Unsere Forderungen für mehr Hochwasser und
weniger Katastrophe:



Altarm einer naturnahen Aue.

  • Alle Fließgewässer außerhalb urbaner Bereiche in ihre Aue zurückführen, alle nicht notwendigen Deiche rückbauen und systematisch Ausdehnungsflächen (Retentionsflächen) schaffen.
  • Baustopp in Aubereichen, bereits gebaute Anlagen rückbauen, illegales Bauen verfolgen.
  • Versiegelungen verhindern, vorhandene beseitigen oder verbessern. Flächenverbrauch muss ökologisch sinnvoll sein.
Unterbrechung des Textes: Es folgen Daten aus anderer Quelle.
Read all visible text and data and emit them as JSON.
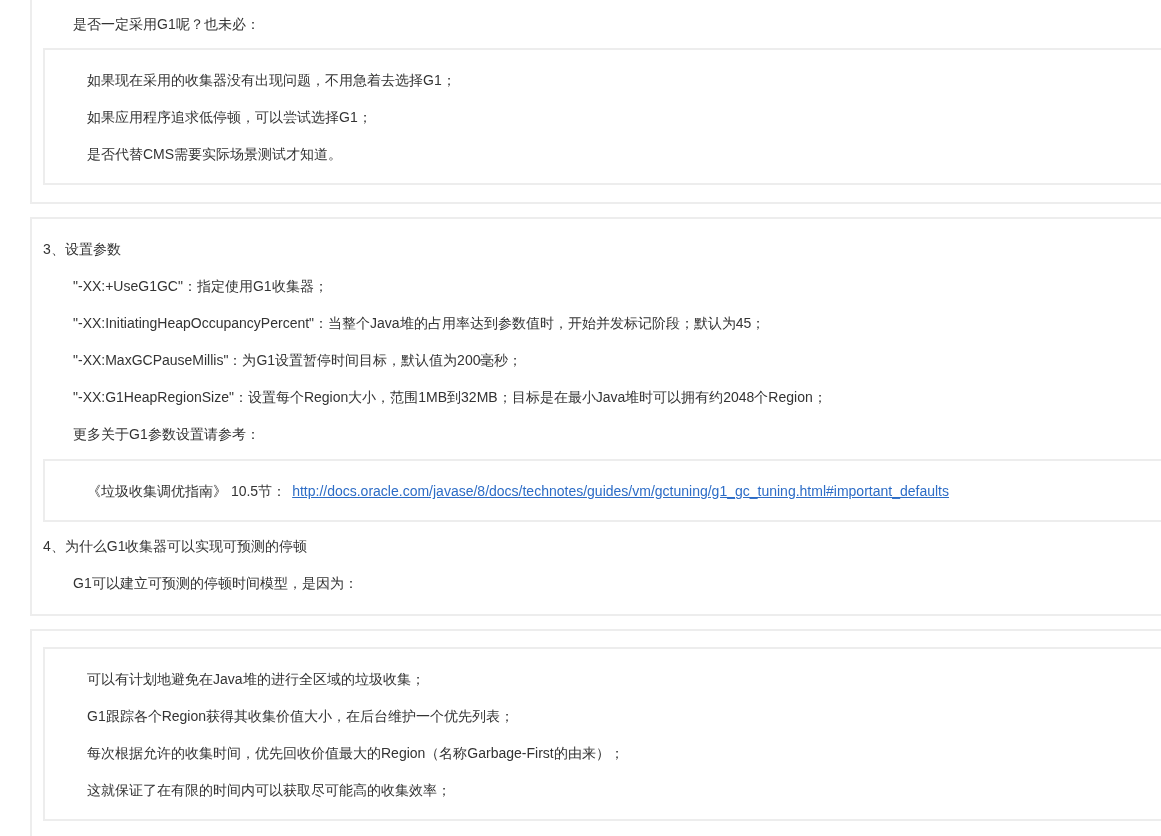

Flächenverbrauch darf sich nicht finanziell lohnen.
  • Verkehrsprojekte auf ihre aktive oder passive Hochwasserrelevanz prüfen, ÖPNV geht vor Individualverkehr.
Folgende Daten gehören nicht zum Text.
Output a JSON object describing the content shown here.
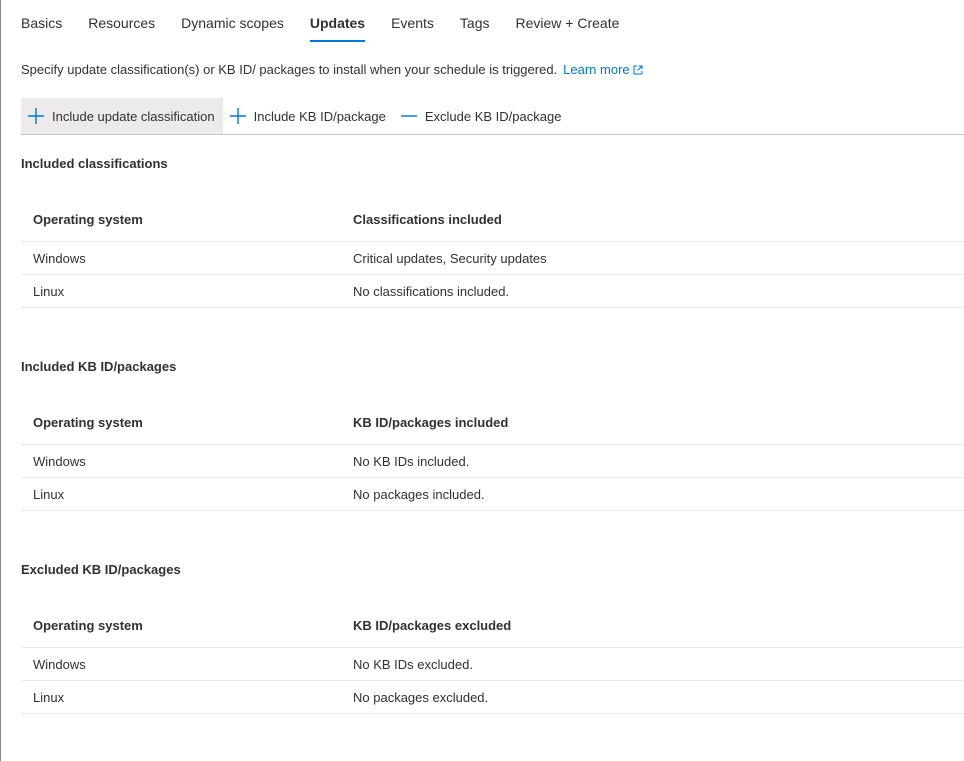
{
  "tabs": [
    {
      "label": "Basics"
    },
    {
      "label": "Resources"
    },
    {
      "label": "Dynamic scopes"
    },
    {
      "label": "Updates"
    },
    {
      "label": "Events"
    },
    {
      "label": "Tags"
    },
    {
      "label": "Review + Create"
    }
  ],
  "active_tab": "Updates",
  "description": {
    "text": "Specify update classification(s) or KB ID/ packages to install when your schedule is triggered.",
    "link": "Learn more"
  },
  "toolbar": {
    "include_classification": "Include update classification",
    "include_kb": "Include KB ID/package",
    "exclude_kb": "Exclude KB ID/package"
  },
  "sections": {
    "classifications": {
      "title": "Included classifications",
      "headers": [
        "Operating system",
        "Classifications included"
      ],
      "rows": [
        [
          "Windows",
          "Critical updates, Security updates"
        ],
        [
          "Linux",
          "No classifications included."
        ]
      ]
    },
    "included_kb": {
      "title": "Included KB ID/packages",
      "headers": [
        "Operating system",
        "KB ID/packages included"
      ],
      "rows": [
        [
          "Windows",
          "No KB IDs included."
        ],
        [
          "Linux",
          "No packages included."
        ]
      ]
    },
    "excluded_kb": {
      "title": "Excluded KB ID/packages",
      "headers": [
        "Operating system",
        "KB ID/packages excluded"
      ],
      "rows": [
        [
          "Windows",
          "No KB IDs excluded."
        ],
        [
          "Linux",
          "No packages excluded."
        ]
      ]
    }
  },
  "colors": {
    "accent": "#0078d4",
    "text": "#323130",
    "divider": "#edebe9"
  }
}
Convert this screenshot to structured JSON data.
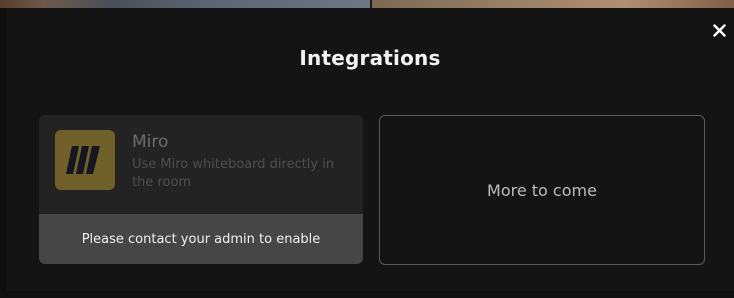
{
  "modal": {
    "title": "Integrations",
    "close_icon": "close-icon"
  },
  "integrations": [
    {
      "name": "Miro",
      "description": "Use Miro whiteboard directly in the room",
      "icon": "miro-logo-icon",
      "action_text": "Please contact your admin to enable",
      "enabled": false
    }
  ],
  "placeholder": {
    "label": "More to come"
  },
  "colors": {
    "background": "#141414",
    "card_disabled": "#232323",
    "footer": "#464646",
    "miro_logo": "#70602a"
  }
}
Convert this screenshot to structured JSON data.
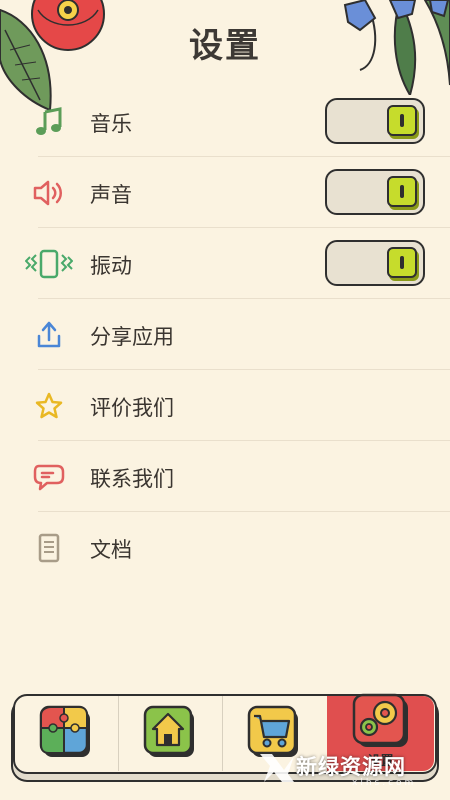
{
  "page": {
    "title": "设置"
  },
  "settings": [
    {
      "label": "音乐",
      "icon": "music-note-icon",
      "toggle": true,
      "on": true
    },
    {
      "label": "声音",
      "icon": "speaker-icon",
      "toggle": true,
      "on": true
    },
    {
      "label": "振动",
      "icon": "vibrate-icon",
      "toggle": true,
      "on": true
    },
    {
      "label": "分享应用",
      "icon": "share-icon",
      "toggle": false
    },
    {
      "label": "评价我们",
      "icon": "star-icon",
      "toggle": false
    },
    {
      "label": "联系我们",
      "icon": "chat-icon",
      "toggle": false
    },
    {
      "label": "文档",
      "icon": "document-icon",
      "toggle": false
    }
  ],
  "tabbar": {
    "tabs": [
      {
        "icon": "puzzle-icon"
      },
      {
        "icon": "home-icon"
      },
      {
        "icon": "cart-icon"
      },
      {
        "icon": "gears-icon",
        "label": "设置",
        "active": true
      }
    ]
  },
  "watermark": {
    "text": "新绿资源网",
    "sub": "xlhs.com"
  },
  "colors": {
    "background": "#fbf3e1",
    "toggle_knob": "#c6dc2c",
    "active_tab": "#e04f4f"
  }
}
  • Systematische Aufklärung von Anwohnern VOR einem Hochwasserereignis, insbesondere wenn diese neu zugezogen sind. "Erinnerungskultur" statt Verdrängung von Hochwassererfahrungen. Hochwasserschutz, Fließgewässerökologie und das Verhalten bei Hochwassern sollte Thema in Kindergarten und Schule sein, insbesondere wenn es sich um ein besonders oft betroffenes Gebiet handelt.
  • Nachrangigkeit von wirtschaftlichen Belangen beim Ausbau und der Regulierung von Fließgewässern vor ökologischem Hochwasserschutz.
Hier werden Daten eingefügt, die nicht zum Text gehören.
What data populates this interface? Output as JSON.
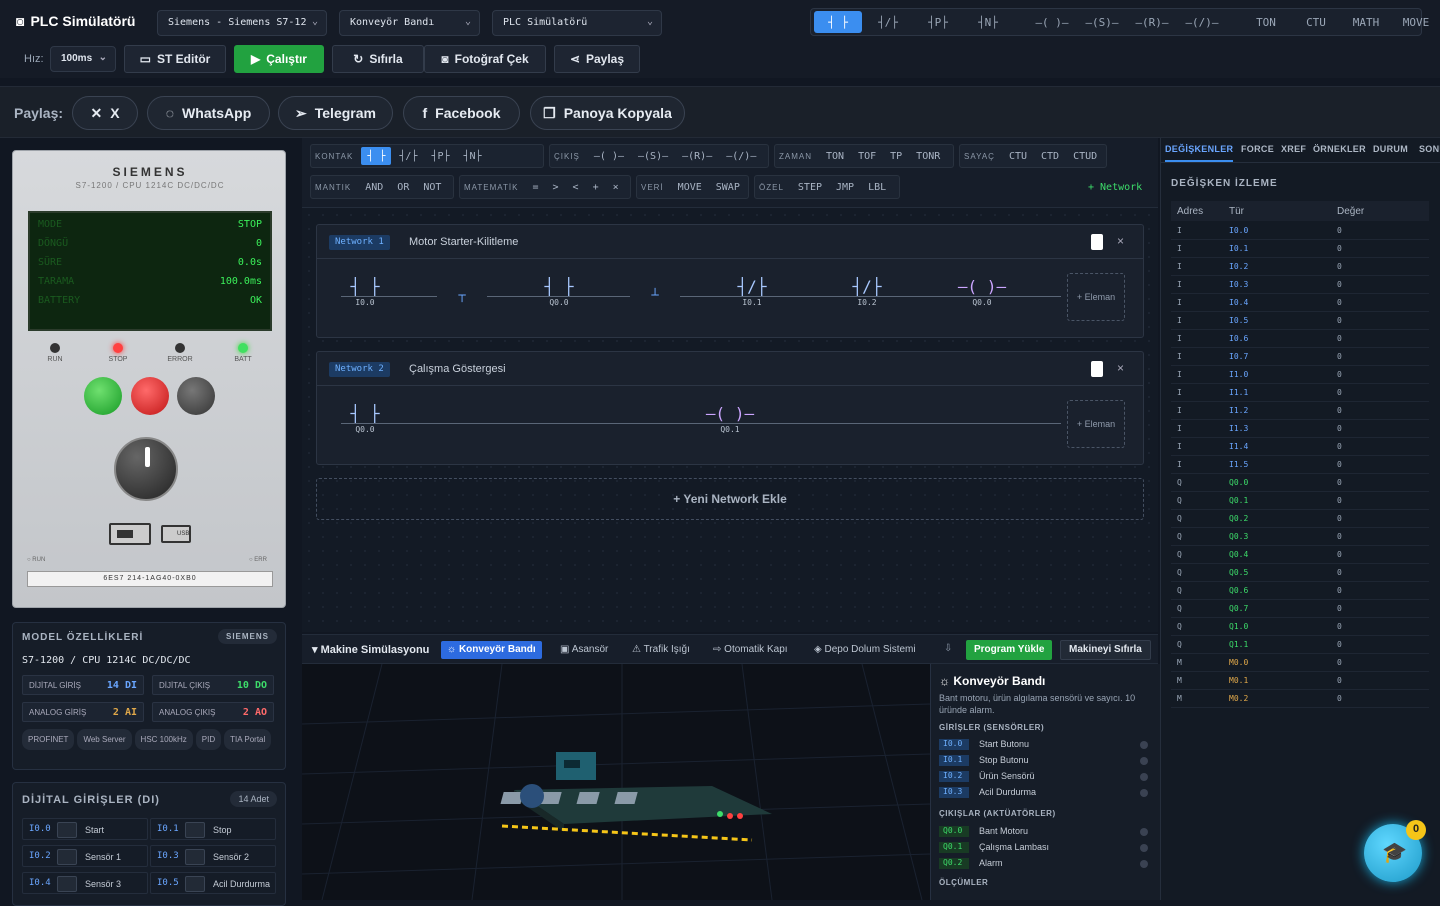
{
  "app": {
    "title": "PLC Simülatörü",
    "selects": [
      "Siemens - Siemens S7-12",
      "Konveyör Bandı",
      "PLC Simülatörü"
    ],
    "speed_label": "Hız:",
    "speed_value": "100ms",
    "buttons": {
      "st_editor": "ST Editör",
      "run": "Çalıştır",
      "reset": "Sıfırla",
      "photo": "Fotoğraf Çek",
      "share": "Paylaş"
    },
    "palette": [
      "┤ ├",
      "┤/├",
      "┤P├",
      "┤N├",
      "–( )–",
      "–(S)–",
      "–(R)–",
      "–(/)–",
      "TON",
      "CTU",
      "MATH",
      "MOVE"
    ]
  },
  "share": {
    "label": "Paylaş:",
    "items": [
      "X",
      "WhatsApp",
      "Telegram",
      "Facebook",
      "Panoya Kopyala"
    ]
  },
  "plc": {
    "brand": "SIEMENS",
    "model": "S7-1200 / CPU 1214C DC/DC/DC",
    "lcd": [
      {
        "k": "MODE",
        "v": "STOP"
      },
      {
        "k": "DÖNGÜ",
        "v": "0"
      },
      {
        "k": "SÜRE",
        "v": "0.0s"
      },
      {
        "k": "TARAMA",
        "v": "100.0ms"
      },
      {
        "k": "BATTERY",
        "v": "OK"
      }
    ],
    "leds": [
      "RUN",
      "STOP",
      "ERROR",
      "BATT"
    ],
    "run_label": "RUN",
    "err_label": "ERR",
    "usb_label": "USB",
    "serial": "6ES7 214-1AG40-0XB0"
  },
  "model_card": {
    "title": "MODEL ÖZELLİKLERİ",
    "badge": "SIEMENS",
    "name": "S7-1200 / CPU 1214C DC/DC/DC",
    "specs": [
      {
        "k": "DİJİTAL GİRİŞ",
        "v": "14 DI"
      },
      {
        "k": "DİJİTAL ÇIKIŞ",
        "v": "10 DO"
      },
      {
        "k": "ANALOG GİRİŞ",
        "v": "2 AI"
      },
      {
        "k": "ANALOG ÇIKIŞ",
        "v": "2 AO"
      }
    ],
    "tags": [
      "PROFINET",
      "Web Server",
      "HSC 100kHz",
      "PID",
      "TIA Portal"
    ]
  },
  "di_card": {
    "title": "DİJİTAL GİRİŞLER (DI)",
    "count": "14 Adet",
    "items": [
      {
        "a": "I0.0",
        "n": "Start"
      },
      {
        "a": "I0.1",
        "n": "Stop"
      },
      {
        "a": "I0.2",
        "n": "Sensör 1"
      },
      {
        "a": "I0.3",
        "n": "Sensör 2"
      },
      {
        "a": "I0.4",
        "n": "Sensör 3"
      },
      {
        "a": "I0.5",
        "n": "Acil Durdurma"
      }
    ]
  },
  "toolbox": {
    "kontak": {
      "label": "KONTAK",
      "items": [
        "┤ ├",
        "┤/├",
        "┤P├",
        "┤N├"
      ]
    },
    "cikis": {
      "label": "ÇIKIŞ",
      "items": [
        "–( )–",
        "–(S)–",
        "–(R)–",
        "–(/)–"
      ]
    },
    "zaman": {
      "label": "ZAMAN",
      "items": [
        "TON",
        "TOF",
        "TP",
        "TONR"
      ]
    },
    "sayac": {
      "label": "SAYAÇ",
      "items": [
        "CTU",
        "CTD",
        "CTUD"
      ]
    },
    "mantik": {
      "label": "MANTIK",
      "items": [
        "AND",
        "OR",
        "NOT"
      ]
    },
    "matematik": {
      "label": "MATEMATİK",
      "items": [
        "=",
        ">",
        "<",
        "+",
        "×"
      ]
    },
    "veri": {
      "label": "VERİ",
      "items": [
        "MOVE",
        "SWAP"
      ]
    },
    "ozel": {
      "label": "ÖZEL",
      "items": [
        "STEP",
        "JMP",
        "LBL"
      ]
    },
    "add_network": "+ Network"
  },
  "networks": [
    {
      "badge": "Network 1",
      "title": "Motor Starter-Kilitleme",
      "elements": [
        {
          "sym": "┤ ├",
          "addr": "I0.0"
        },
        {
          "sym": "┬",
          "addr": ""
        },
        {
          "sym": "┤ ├",
          "addr": "Q0.0"
        },
        {
          "sym": "┴",
          "addr": ""
        },
        {
          "sym": "┤/├",
          "addr": "I0.1"
        },
        {
          "sym": "┤/├",
          "addr": "I0.2"
        },
        {
          "sym": "–( )–",
          "addr": "Q0.0"
        }
      ]
    },
    {
      "badge": "Network 2",
      "title": "Çalışma Göstergesi",
      "elements": [
        {
          "sym": "┤ ├",
          "addr": "Q0.0"
        },
        {
          "sym": "–( )–",
          "addr": "Q0.1"
        }
      ]
    }
  ],
  "add_element": "+ Eleman",
  "new_network": "+ Yeni Network Ekle",
  "sim": {
    "title": "Makine Simülasyonu",
    "tabs": [
      "Konveyör Bandı",
      "Asansör",
      "Trafik Işığı",
      "Otomatik Kapı",
      "Depo Dolum Sistemi"
    ],
    "load": "Program Yükle",
    "reset": "Makineyi Sıfırla",
    "info_title": "Konveyör Bandı",
    "info_desc": "Bant motoru, ürün algılama sensörü ve sayıcı. 10 üründe alarm.",
    "inputs_label": "GİRİŞLER (SENSÖRLER)",
    "inputs": [
      {
        "a": "I0.0",
        "n": "Start Butonu"
      },
      {
        "a": "I0.1",
        "n": "Stop Butonu"
      },
      {
        "a": "I0.2",
        "n": "Ürün Sensörü"
      },
      {
        "a": "I0.3",
        "n": "Acil Durdurma"
      }
    ],
    "outputs_label": "ÇIKIŞLAR (AKTÜATÖRLER)",
    "outputs": [
      {
        "a": "Q0.0",
        "n": "Bant Motoru"
      },
      {
        "a": "Q0.1",
        "n": "Çalışma Lambası"
      },
      {
        "a": "Q0.2",
        "n": "Alarm"
      }
    ],
    "measure_label": "ÖLÇÜMLER"
  },
  "right": {
    "tabs": [
      "DEĞİŞKENLER",
      "FORCE",
      "XREF",
      "ÖRNEKLER",
      "DURUM",
      "SONU"
    ],
    "title": "DEĞİŞKEN İZLEME",
    "headers": [
      "Adres",
      "Tür",
      "Değer"
    ],
    "rows": [
      [
        "I",
        "I0.0",
        "0"
      ],
      [
        "I",
        "I0.1",
        "0"
      ],
      [
        "I",
        "I0.2",
        "0"
      ],
      [
        "I",
        "I0.3",
        "0"
      ],
      [
        "I",
        "I0.4",
        "0"
      ],
      [
        "I",
        "I0.5",
        "0"
      ],
      [
        "I",
        "I0.6",
        "0"
      ],
      [
        "I",
        "I0.7",
        "0"
      ],
      [
        "I",
        "I1.0",
        "0"
      ],
      [
        "I",
        "I1.1",
        "0"
      ],
      [
        "I",
        "I1.2",
        "0"
      ],
      [
        "I",
        "I1.3",
        "0"
      ],
      [
        "I",
        "I1.4",
        "0"
      ],
      [
        "I",
        "I1.5",
        "0"
      ],
      [
        "Q",
        "Q0.0",
        "0"
      ],
      [
        "Q",
        "Q0.1",
        "0"
      ],
      [
        "Q",
        "Q0.2",
        "0"
      ],
      [
        "Q",
        "Q0.3",
        "0"
      ],
      [
        "Q",
        "Q0.4",
        "0"
      ],
      [
        "Q",
        "Q0.5",
        "0"
      ],
      [
        "Q",
        "Q0.6",
        "0"
      ],
      [
        "Q",
        "Q0.7",
        "0"
      ],
      [
        "Q",
        "Q1.0",
        "0"
      ],
      [
        "Q",
        "Q1.1",
        "0"
      ],
      [
        "M",
        "M0.0",
        "0"
      ],
      [
        "M",
        "M0.1",
        "0"
      ],
      [
        "M",
        "M0.2",
        "0"
      ]
    ]
  },
  "help_badge": "0",
  "colors": {
    "accent": "#3b8ef0",
    "run": "#22a240",
    "input_addr": "#6aa6ff",
    "output_addr": "#3ddc6a",
    "memory_addr": "#e0a84a"
  }
}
  • Verbot von Öltanks, die nicht gegen Platzen/Aufschwemmen gesichert sind. Lagerungs- und Herstellungsverbot gefährlicher Substanzen in Flussniederungen.
  • Tourismus und Freizeitgestaltung "am Fluss" entlang, aber mit Rücksicht auf die Natur. Einschränkung der Nutzung in Teilbereichen, wenn dies für Natur- und Hochwasserschutz eine Gefahr bedeuten würde.
  • Intensivierung der Forschung zum Hochwasserschutz jenseits der bisherigen vorherrschenden Ingenieurslösungen, Erforschung von hochwasserangepasster und versiegelungsarmer Architektur.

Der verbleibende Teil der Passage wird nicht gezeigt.